In studying how overseas Chinese living in Chinatown and Incheon area perceive space and place and practice such perceptions this dissertation aims to examine in a concrete way cultural identity of overseas Chinese in Korea and the mechanism of social...
In studying how overseas Chinese living in Chinatown and Incheon area perceive space and place and practice such perceptions this dissertation aims to examine in a concrete way cultural identity of overseas Chinese in Korea and the mechanism of social change in Chinatown.
Incheon community of overseas Chinese is a kind of spatial enclave that expands beyond the physical place of Chinatown. This moral and communal space is where social relations and status are formed and mutual economic activities take place. The important cultural principles operating in this social space are not only the basic principles found in the mother land China such as guanxi (關係), renqing (人情), mianzi (面子), and bao (報) but also other economical and political practices related to family like marriage and funeral, rotating savings and credit associations (hui, 會), and banquets (qingke, 請客).
Spatial perception of overseas Chinese in Korea goes back to the Qing Chinese settlement of the late 19th century. From their perspective, they first settled in the Qing Chinese Settlement area created by the international treaty of 1884 but were forced to disperse gradually when the settlement was abolished in 1913 after the annexation of Korea to Japan. In other words, they became an internal diasporic people. Especially after the 1960s, most of overseas Chinese communities were disintegrated and many overseas Chinese turned to low end restaurant business for survival in face of the anti-foreigners land acquisition act and urban planning of the South Korean government. Having dispersed to different cities they can only affirm their cultural identity through social and family events like hui, wedding, funeral, and other annual events. They became more and more a spatial community instead of a territorial community. What they wanted was a legal territory of their own within the residing country. In case of Korea, they wanted the mother land and the South Korean government to protect their own culture different from that of the residing country. Nevertheless, the policy of homogeneous nation pursued by the South Korean government pushed overseas Chinese further onto the margin and to poverty.

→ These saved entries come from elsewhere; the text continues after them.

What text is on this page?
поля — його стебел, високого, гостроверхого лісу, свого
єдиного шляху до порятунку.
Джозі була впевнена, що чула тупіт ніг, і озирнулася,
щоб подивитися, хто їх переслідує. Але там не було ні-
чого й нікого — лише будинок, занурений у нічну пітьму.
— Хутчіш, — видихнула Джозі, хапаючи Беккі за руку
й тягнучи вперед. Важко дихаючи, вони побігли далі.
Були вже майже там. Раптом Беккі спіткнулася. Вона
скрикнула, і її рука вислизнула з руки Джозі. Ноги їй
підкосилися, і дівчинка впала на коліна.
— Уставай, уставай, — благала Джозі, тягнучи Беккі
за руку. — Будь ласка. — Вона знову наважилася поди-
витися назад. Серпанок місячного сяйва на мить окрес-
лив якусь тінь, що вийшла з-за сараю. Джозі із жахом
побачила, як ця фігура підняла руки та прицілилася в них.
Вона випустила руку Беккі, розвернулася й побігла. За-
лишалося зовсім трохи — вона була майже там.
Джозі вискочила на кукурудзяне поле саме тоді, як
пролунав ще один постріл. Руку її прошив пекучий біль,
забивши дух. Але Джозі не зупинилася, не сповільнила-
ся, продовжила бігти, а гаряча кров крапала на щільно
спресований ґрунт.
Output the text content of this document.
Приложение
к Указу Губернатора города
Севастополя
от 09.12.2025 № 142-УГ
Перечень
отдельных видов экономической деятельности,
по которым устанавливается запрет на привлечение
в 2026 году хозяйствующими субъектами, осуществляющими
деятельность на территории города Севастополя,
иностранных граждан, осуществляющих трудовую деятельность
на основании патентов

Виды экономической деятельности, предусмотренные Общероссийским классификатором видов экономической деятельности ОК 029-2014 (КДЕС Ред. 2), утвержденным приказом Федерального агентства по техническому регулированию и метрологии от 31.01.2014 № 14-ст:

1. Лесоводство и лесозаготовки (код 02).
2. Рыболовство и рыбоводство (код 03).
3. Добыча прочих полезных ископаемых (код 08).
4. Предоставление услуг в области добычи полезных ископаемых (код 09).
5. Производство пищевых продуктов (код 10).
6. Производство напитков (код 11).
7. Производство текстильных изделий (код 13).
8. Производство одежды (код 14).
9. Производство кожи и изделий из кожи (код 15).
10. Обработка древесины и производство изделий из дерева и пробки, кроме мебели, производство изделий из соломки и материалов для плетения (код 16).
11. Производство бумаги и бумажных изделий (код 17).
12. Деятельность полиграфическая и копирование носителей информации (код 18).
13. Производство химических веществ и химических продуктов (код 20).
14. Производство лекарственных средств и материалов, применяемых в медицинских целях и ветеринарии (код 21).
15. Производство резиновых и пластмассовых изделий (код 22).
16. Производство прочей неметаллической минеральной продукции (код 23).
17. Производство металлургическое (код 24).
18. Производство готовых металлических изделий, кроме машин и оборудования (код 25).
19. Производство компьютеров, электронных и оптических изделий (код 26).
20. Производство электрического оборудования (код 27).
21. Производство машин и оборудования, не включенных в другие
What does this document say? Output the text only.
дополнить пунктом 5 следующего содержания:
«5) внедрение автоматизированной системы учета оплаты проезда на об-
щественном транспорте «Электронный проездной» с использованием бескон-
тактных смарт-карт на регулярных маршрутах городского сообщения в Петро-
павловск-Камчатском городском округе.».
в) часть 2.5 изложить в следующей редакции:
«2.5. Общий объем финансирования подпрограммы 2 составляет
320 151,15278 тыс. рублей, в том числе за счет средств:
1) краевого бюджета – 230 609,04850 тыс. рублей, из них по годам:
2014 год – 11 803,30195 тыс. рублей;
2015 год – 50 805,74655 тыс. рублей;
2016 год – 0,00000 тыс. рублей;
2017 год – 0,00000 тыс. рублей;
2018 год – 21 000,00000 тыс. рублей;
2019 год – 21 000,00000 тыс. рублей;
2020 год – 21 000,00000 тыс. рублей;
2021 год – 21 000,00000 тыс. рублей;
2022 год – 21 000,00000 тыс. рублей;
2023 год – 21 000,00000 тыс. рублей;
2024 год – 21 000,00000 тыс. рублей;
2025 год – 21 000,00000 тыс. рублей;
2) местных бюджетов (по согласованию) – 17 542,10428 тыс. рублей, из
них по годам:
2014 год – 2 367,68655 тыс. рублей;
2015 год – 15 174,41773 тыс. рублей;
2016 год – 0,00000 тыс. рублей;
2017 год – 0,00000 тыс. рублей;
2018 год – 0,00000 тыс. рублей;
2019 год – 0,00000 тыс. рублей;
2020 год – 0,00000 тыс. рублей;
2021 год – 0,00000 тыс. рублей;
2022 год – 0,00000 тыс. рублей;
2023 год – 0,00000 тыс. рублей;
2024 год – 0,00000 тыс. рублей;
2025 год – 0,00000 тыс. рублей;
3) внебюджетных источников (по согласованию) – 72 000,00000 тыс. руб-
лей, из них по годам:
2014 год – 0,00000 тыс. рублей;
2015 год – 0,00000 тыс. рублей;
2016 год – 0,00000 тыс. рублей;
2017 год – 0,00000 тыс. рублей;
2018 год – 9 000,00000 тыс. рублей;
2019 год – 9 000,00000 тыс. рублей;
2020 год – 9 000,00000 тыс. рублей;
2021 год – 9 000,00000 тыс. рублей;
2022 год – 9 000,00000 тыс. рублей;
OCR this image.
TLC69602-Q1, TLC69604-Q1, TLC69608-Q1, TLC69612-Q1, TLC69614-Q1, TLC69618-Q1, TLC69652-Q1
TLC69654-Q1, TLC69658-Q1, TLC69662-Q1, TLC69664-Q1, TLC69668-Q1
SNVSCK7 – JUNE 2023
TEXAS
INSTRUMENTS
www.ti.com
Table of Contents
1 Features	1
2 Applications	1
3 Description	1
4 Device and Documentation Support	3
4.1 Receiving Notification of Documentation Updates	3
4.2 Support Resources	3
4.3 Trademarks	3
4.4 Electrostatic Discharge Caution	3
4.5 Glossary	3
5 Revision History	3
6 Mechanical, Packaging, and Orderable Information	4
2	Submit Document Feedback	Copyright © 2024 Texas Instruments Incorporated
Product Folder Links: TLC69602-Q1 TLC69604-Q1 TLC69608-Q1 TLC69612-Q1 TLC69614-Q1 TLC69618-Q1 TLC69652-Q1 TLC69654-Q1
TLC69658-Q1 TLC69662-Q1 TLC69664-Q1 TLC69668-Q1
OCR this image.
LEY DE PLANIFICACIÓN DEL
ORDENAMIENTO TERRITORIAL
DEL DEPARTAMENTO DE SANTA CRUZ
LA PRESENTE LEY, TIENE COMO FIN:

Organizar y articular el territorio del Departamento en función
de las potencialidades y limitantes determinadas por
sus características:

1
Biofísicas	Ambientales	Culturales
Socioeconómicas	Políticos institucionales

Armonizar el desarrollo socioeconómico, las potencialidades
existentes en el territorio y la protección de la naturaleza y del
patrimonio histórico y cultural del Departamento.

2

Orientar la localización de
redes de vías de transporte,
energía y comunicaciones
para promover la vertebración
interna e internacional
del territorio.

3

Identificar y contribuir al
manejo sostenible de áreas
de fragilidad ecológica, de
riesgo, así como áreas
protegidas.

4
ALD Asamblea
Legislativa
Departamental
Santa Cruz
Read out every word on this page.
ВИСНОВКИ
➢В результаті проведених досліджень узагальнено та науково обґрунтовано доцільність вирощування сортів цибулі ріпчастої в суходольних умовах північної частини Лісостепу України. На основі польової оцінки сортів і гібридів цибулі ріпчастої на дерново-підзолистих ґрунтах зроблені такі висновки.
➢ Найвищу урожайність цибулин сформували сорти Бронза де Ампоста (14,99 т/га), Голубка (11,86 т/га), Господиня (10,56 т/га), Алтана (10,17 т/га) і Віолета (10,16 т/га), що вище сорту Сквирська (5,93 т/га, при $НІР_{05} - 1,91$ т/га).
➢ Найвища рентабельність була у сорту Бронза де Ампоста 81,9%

Their mother land China which supposed to be their refuge was cut off from South Korea after becoming a communist state. At the same time, their state of nationality, Taiwan, slowly lost its status in the international community. As they turned to low end restaurant business they even began to lose their cultural pride which they had while living in the residing country.
A new period for the overseas Chinese in Korea began when South Korea normalized its relations with China in 1992. Soon after, the South Korean government reformed the foreigners’ land acquisition act and announced the plan to re-develop Chinatown. Although Chinatown was planned by the South Korean central government and Incheon city government as a special zone for tourism development, the new plan was perceived by overseas Chinese as a restoration of their legal settlement area where their unique ethnic identity would be preserved. As they regained the once lost sense of territory many expected that they will reconstruct a new community in Chinatown. These strategies are an important example of diversity of ethnicity or identity that appears when multiple cultures come into contact.